If there is just one reason, out of the many, that you should incorporate the Olympic lifting into your workout routine, it should be for the incredible lats and back development that comes from training the exercises and the overall incredible aesthetic and athletic improvements.
Olympic lifting is an extension of the body’s most natural and favorable movement patterns, a salve for our aches and pains, a one-way ticket to aesthetics city, and it’ll make you feel and look dramatically stronger.
What Is Olympic Lifting?
Olympic lifting is quite simple in theory. It consists of only two exercises, the snatch and the clean and jerk.
In competition, you are tested for the total amount of weight lifted in both of the lifts combined for your overall score.
Olympic Lifting and Performance
When comparing the snatch and clean and jerk to any other movements that you might see a gym rat performing, there is no comparison in the amount of force, technique and overall explosiveness required to complete the lift.
If you have ever seen somebody at your local gym perform a heavy snatch with perfect technique, it is absolutely a thing of beauty.
Coaches always encourage their athletes to work on the clean as it carries over to an incredible explosive power that helps achieve huge gains in many forms, from sprinting a forty-yard dash to giving you the best chance of being able to dunk a basketball.
Why The Incredible Lat Development?
Whenever you’re performing one of the movements, you are deadlifting, hip-hinging, shoulder shrugging, pressing, and squatting, just to name a few.
Whenever you perform these movements, you will begin to use your lat and back muscles in incredible measures.
A lat pull-down does not require nowhere near the amount of stability nor mobility that Olympic lifting does and therefore will never be able to produce the same type of body composition nor performance benefits.
On the other hand, a proper clean or snatch requires explosive pulling movements that are responsible for the amazingly awesome back development.
The Olympic lifts are, without a doubt, the most compound movements that can be performed with a barbell and classic bodybuilders have always incorporated these movements into their routines.
How Do You Start?
Mobility and accessory work are your best friends when first starting off. The last thing you want to do is begin performing these movements without perfecting your technique.
Begin to work on stabilizing and increasing the range of motion of both your shoulders and your squat. Practice remaining in an overhead squat position with a PVC pipe in order to feel the kinks that require addressing in your body.
The first movements you should be working on are the snatch grip deadlift, a hang squat clean and the push press.
The saying, practice makes perfect, does not apply here.
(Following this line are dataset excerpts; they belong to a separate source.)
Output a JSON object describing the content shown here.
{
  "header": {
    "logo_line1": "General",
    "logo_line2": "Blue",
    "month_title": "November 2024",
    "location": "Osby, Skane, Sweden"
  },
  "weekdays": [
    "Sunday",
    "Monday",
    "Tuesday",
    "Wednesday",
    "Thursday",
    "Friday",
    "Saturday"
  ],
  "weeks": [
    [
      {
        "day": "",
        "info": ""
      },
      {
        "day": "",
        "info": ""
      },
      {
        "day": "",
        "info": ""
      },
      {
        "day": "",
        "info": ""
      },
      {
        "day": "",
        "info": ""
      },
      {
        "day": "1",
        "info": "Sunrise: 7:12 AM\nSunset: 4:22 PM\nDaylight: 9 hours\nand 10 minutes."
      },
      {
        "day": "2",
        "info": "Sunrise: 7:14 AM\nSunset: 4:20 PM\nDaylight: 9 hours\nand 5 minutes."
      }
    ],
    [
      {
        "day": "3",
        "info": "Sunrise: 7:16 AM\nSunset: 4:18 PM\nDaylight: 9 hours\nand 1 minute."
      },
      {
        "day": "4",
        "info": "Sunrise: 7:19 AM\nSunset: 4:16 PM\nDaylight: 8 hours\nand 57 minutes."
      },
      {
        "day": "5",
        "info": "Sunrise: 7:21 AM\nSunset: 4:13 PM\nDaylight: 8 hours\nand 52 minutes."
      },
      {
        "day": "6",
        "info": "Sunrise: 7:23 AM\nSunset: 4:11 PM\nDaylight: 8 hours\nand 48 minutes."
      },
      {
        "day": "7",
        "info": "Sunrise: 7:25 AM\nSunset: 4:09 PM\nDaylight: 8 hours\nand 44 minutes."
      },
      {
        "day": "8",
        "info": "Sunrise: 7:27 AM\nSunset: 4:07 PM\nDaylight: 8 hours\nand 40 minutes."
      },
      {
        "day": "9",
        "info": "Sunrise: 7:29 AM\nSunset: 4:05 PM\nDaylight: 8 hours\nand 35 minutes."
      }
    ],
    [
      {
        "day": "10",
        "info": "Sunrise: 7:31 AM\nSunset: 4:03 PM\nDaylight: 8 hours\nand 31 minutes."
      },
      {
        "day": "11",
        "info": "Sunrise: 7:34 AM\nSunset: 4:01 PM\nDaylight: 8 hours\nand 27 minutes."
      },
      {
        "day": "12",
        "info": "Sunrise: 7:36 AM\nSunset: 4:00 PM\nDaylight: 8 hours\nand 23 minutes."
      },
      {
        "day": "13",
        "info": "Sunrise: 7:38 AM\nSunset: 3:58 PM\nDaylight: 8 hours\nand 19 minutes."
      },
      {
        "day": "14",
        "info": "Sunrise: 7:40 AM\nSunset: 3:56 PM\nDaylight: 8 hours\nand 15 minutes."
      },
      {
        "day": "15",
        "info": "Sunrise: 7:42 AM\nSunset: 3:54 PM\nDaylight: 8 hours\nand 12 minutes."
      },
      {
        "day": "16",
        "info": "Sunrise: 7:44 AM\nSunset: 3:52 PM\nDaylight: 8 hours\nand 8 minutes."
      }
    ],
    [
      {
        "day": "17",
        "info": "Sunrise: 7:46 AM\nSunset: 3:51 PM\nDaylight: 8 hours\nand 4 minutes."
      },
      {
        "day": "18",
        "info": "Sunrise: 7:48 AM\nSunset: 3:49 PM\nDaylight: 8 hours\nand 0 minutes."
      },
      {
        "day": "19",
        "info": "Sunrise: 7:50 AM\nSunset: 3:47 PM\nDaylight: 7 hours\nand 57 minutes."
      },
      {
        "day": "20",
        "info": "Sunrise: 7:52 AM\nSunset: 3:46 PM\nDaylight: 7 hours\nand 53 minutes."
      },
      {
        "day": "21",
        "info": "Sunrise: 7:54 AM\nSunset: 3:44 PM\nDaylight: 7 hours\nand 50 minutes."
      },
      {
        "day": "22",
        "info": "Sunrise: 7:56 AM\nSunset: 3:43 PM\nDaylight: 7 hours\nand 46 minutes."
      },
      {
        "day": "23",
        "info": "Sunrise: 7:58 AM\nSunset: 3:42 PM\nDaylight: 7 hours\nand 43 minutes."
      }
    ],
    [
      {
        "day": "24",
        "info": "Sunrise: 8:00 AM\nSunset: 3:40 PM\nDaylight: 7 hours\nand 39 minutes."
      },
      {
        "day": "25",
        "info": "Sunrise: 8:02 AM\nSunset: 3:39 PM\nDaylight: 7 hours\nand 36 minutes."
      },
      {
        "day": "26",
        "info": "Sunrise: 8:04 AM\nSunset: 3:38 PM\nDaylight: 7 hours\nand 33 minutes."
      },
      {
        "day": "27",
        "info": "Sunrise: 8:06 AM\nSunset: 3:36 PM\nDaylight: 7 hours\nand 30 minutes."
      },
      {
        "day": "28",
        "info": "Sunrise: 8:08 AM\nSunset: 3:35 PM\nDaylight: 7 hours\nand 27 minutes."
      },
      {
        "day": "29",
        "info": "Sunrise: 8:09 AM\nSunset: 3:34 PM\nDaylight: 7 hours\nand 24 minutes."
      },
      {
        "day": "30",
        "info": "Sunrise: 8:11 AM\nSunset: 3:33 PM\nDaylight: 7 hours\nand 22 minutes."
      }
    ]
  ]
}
Perfect practice makes perfect. Use a coach or research the movements as much as possible on Youtube.
Once you have a solid technique in these accessory lifts, you can begin to attempt to perform the lifts themselves. Again, never go heavy if you have to compromise form.
What To Expect
If you are doing these movements at a local gym, expect some strange stares and a couple disapproving nods. Pay no mind. You are their for your gains, not for the approval of the pretenders.
After a few months of lifting and practicing the movements, you will begin to see gains in all areas related to strength, power and overall improvements in your aesthetics.
Your back will noticeably be the biggest difference. It is often said that the back is to the weightlifter what the bicep curl is to the bodybuilder.
Overall, if you practice these movements and again, most importantly, focus on progression everyday, you can expect to see a much leaner and muscular physique.
My favorite part about practicing Olympic lifting? The incredibly amazing proportional body you’ll have that will fit in any shirt. That, my friends, is a great feeling.